The two soldiers moved closer, looking to Wood. Wood put his hand on Hasten’s shoulder. “I’m sorry,” he said, “we have no time to waste; come along with me.”
All around him blackness moved, swirling toward him and then receding. He sat down on the stool before the bank of controls, wiping the perspiration from his face. He was on his way, for better or worse. Briefly, Wood had outlined the operation of the Time Car. A few moments of instruction, the controls set for him, and then the metal door slammed behind him.
Hasten looked around him. It was cold in the sphere; the air was thin and chilly. He watched the moving dials for awhile, but presently the cold began to make him uncomfortable. He went over to the equip- ment-locker and slid the door back. A jacket, a heavy jacket, and a flash gun. He held the gun for a minute, studying it. And tools, all kinds of tools and equipment. He was just putting the gun away when the dull chugging under him suddenly ceased. For one terrible second he was floating, drifting aimlessly, then the feeling was gone.
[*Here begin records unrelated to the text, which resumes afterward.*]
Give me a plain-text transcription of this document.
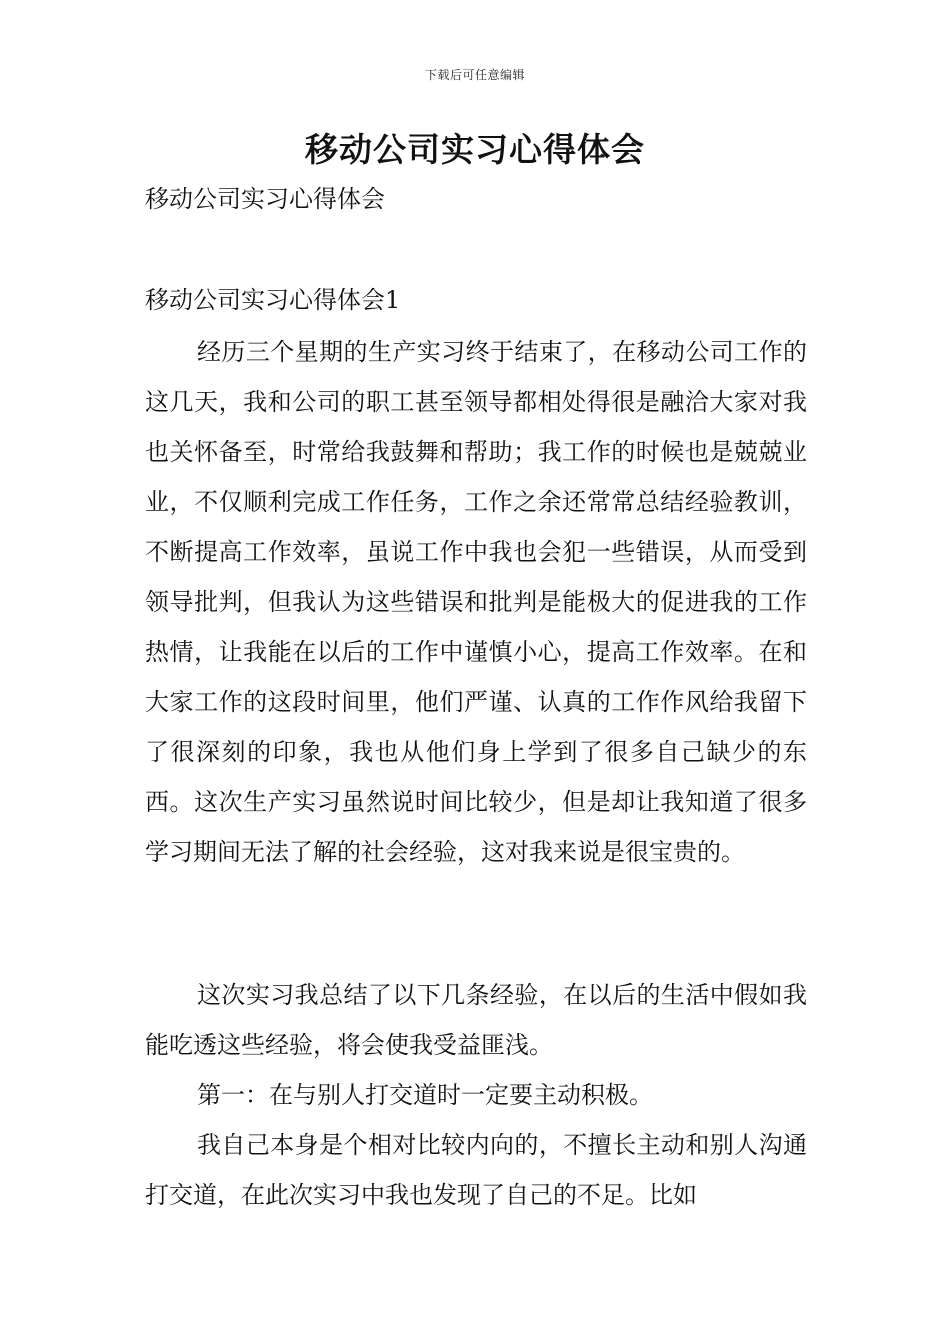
下载后可任意编辑
移动公司实习心得体会
移动公司实习心得体会
移动公司实习心得体会1

经历三个星期的生产实习终于结束了，在移动公司工作的这几天，我和公司的职工甚至领导都相处得很是融洽大家对我也关怀备至，时常给我鼓舞和帮助；我工作的时候也是兢兢业业，不仅顺利完成工作任务，工作之余还常常总结经验教训，不断提高工作效率，虽说工作中我也会犯一些错误，从而受到领导批判，但我认为这些错误和批判是能极大的促进我的工作热情，让我能在以后的工作中谨慎小心，提高工作效率。在和大家工作的这段时间里，他们严谨、认真的工作作风给我留下了很深刻的印象，我也从他们身上学到了很多自己缺少的东西。这次生产实习虽然说时间比较少，但是却让我知道了很多学习期间无法了解的社会经验，这对我来说是很宝贵的。

这次实习我总结了以下几条经验，在以后的生活中假如我能吃透这些经验，将会使我受益匪浅。

第一：在与别人打交道时一定要主动积极。

我自己本身是个相对比较内向的，不擅长主动和别人沟通打交道，在此次实习中我也发现了自己的不足。比如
Sunlight flowed through the window, spreading out over the floor. He snapped the artificial lights off and went to the window to see. Wood had set the controls for a hundred years hence; bracing himself, he looked out.
A meadow, flowers and grass, rolling off into the distance. Blue sky and wandering clouds. Some animals grazed a long way off, standing together in the shade of a tree. He went to the door and unlocked it, stepping out. Warm sunlight struck him, and he felt better at once. Now he could see the animals were cows.
He stood for a long time at the door, his hands on his hips. Could the plague have been bacterial P Air- carried? If it were a plague. He reached up, feeling the protective helmet resting on his shoulders. Better to keep it on.
He went back and got the gun from the locker. Then he returned to the lip of the sphere, checked the door-lock to be certain it would remain closed during his absence. Only then, Hasten stepped down onto the grass of the meadow. He closed the door and looked around him. Presently he began to walk quickly away from the sphere, toward the top of a long hill that stretched out half a mile away. As he strode along, he examined the click-band on his wrist which would guide him back to the metal sphere, the Time Car, if he could not find the way himself.
He came to the cows, passing by their tree. The cows got up and moved away from him. He noticed something that gave him a sudden chill; their udders were small and wrinkled. Not herd cows.
When he reached the top of the hill he stopped, lifting his glasses from his waist. The earth fell away, mile after mile of it, dry green fields without pattern or design, rolling like waves as far as the eye could see. Nothing else? He turned, sweeping the horizon.
He stiffened, adjusting the sight. Far off to the left, at the very limit of vision, the vague perpendiculars of a city rose up. He lowered the glasses and hitched up his heavy boots. Then he walked down the other side of the hill, taking big steps; he had a long way to go.
Hasten had not walked more than half an hour when he saw butterflies.
They rose up suddenly a few yards in front of him, dancing and fluttering in the sunlight. He stopped to rest, watching them. They were all colors, red and blue, with splashes of yellow and green. They were the largest butterflies he had ever seen. Perhaps they had come from some zoo, escaped and bred wild after man left the scene. The butterflies rose higher and higher in the air. They took no notice of him but struck out toward the distant spires of the city; in a moment they were gone.